First off, the version of Ito's lemma I've learned is: if $X_{t}$ is an Ito process (i.e., $X_{t} = X_{0} + \int \limits_{0}^{t} b(s, \omega) \,ds + \int \limits_{0}^{t} a(s,\omega) \, dB_{s}$) and if $f$ is twice differentiable, then $$f(X_{t}) = f(X_{0}) + \int \limits_{0}^{t} f'(X_{s}) b(s, \omega) \,ds + a(s,\omega) \,dB_{s} + \frac{1}{2}\int \limits_{0}^{t} f''(X_{s}) a^{2}(s, \omega) \,ds. $$
My first question is: How would Ito's formula be different considering the paper is dealing with Backward Stochastic Differential Equations where the limits of integration are from $t$ to $1$?
Now, the authors suppose that there are two solutions $(x_{1}, y_{1})$ and $(x_{2}, y_{2})$. They apply Ito's formula to $(x_{1} - x_{2})^{2}$. I'm assuming here that the $f$ from the Ito's formula I have above is $f(x) = x^{2}$, which is $C^{2}$.
My next questions are: I don't really understand how they applied Ito's formula to get the resulting equation.

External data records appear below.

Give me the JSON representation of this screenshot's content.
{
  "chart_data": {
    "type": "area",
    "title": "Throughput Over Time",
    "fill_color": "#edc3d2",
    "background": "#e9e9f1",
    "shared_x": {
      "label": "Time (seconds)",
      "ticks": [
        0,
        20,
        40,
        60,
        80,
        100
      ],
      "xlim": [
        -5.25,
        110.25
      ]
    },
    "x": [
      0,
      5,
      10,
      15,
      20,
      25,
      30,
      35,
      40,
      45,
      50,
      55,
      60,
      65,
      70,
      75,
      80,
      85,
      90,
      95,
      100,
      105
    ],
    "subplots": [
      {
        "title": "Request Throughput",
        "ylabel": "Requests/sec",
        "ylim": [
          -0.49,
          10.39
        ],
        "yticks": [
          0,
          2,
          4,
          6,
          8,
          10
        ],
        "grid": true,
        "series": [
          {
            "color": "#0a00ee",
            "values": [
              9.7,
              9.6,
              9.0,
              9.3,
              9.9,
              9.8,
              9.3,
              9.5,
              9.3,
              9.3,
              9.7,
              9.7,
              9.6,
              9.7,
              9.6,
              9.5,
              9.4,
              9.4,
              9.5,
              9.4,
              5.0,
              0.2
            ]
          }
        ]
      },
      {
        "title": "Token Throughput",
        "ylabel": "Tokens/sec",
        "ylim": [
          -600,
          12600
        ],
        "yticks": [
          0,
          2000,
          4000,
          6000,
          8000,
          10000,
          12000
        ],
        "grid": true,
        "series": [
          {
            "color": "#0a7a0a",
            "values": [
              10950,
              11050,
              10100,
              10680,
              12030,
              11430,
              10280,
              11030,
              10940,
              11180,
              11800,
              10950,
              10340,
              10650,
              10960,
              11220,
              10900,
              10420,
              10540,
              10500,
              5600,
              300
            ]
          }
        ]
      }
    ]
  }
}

It seems like the integrand in each integral is a vector with one of the components the function $x_{1} - x_{2}$. Where did this come from?
Regarding the first question: The $0$ and $t$ in the typical statement of Ito's Lemma aren't required. In general you can say: $$f(X_{v}) = f(X_{u}) + \int \limits_{u}^{v} f'(X_{s}) b(s, \omega) \,ds + a(s,\omega) \,dB_{s} + \frac{1}{2}\int \limits_{u}^{v} f''(X_{s}) a^{2}(s, \omega) \,ds. $$ Then set $u = 0, v = t$ for the typical statement, and $u = t, v = 1$ for the version used in the paper.
Regarding the second question: If you reexamine the definition of the processes in the proposition you will see their range is $\mathbb{R}^d$, so they are vector valued. You need to use the Multidimensional Ito's Lemma which you can find on that page.